Внезапно он сказал хриплым голосом:
— А ведь ты права, у меня уже были… до тебя…
Она не поняла и что-то прошептала.
— Я негодяй, Лена, — уже тверже сказал он. — Может, у меня даже есть ребенок…
— Не болтай, Тема. Я же все про тебя прекрасно знаю, — ласкаясь, сказала она и закрыла ему рот поцелуем. — Нам не будет холодно в твоем спальнике?
И то, что она спокойно стала расстегивать те самые деревянные пуговицы, которые несколько часов назад он готов был рвать зубами, то, что на него снова пахнуло ее духами, окончательно взорвало его.
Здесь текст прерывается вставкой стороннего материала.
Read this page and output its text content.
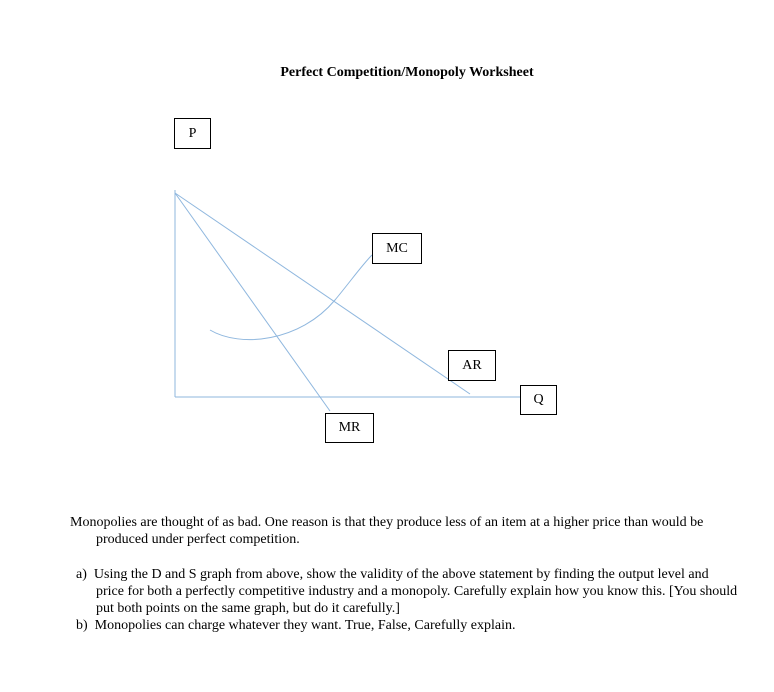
Perfect Competition/Monopoly Worksheet
P
MC
AR
Q
MR

Monopolies are thought of as bad. One reason is that they produce less of an item at a higher price than would be produced under perfect competition.

a) Using the D and S graph from above, show the validity of the above statement by finding the output level and price for both a perfectly competitive industry and a monopoly. Carefully explain how you know this. [You should put both points on the same graph, but do it carefully.]

b) Monopolies can charge whatever they want. True, False, Carefully explain.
— Помнишь, в девятом классе ты обозвала меня «размазней», когда я не стал драться с Ерковым, написавшим тебе подленькую записку? А ведь он писал правду — сущую правду…
Она стояла перед ним в расстегнутой штормовке, и свитер тесно облегал ее высокую зрелую грудь. Волосы распались и волнами упали на плечи. Чуть не плача и содрогаясь от ужаса, он продолжал:
— Он писал, что ты такая же тварь, как и все, только вокзальские девчонки шли за деньги сразу, сейчас, а ты пойдешь за них в будущем… кто больше заплатит… Он писал, что твой отец всю войну обшивал тюремное начальство, и за это ему дали броню, и он просидел в тылу, в эвакуации, в нашем городе, а мать торговала обрезками шинельного сукна. И они произвели тебя в середине войны, когда всем жрать было нечего, а вы жрали досыта…. Он писал…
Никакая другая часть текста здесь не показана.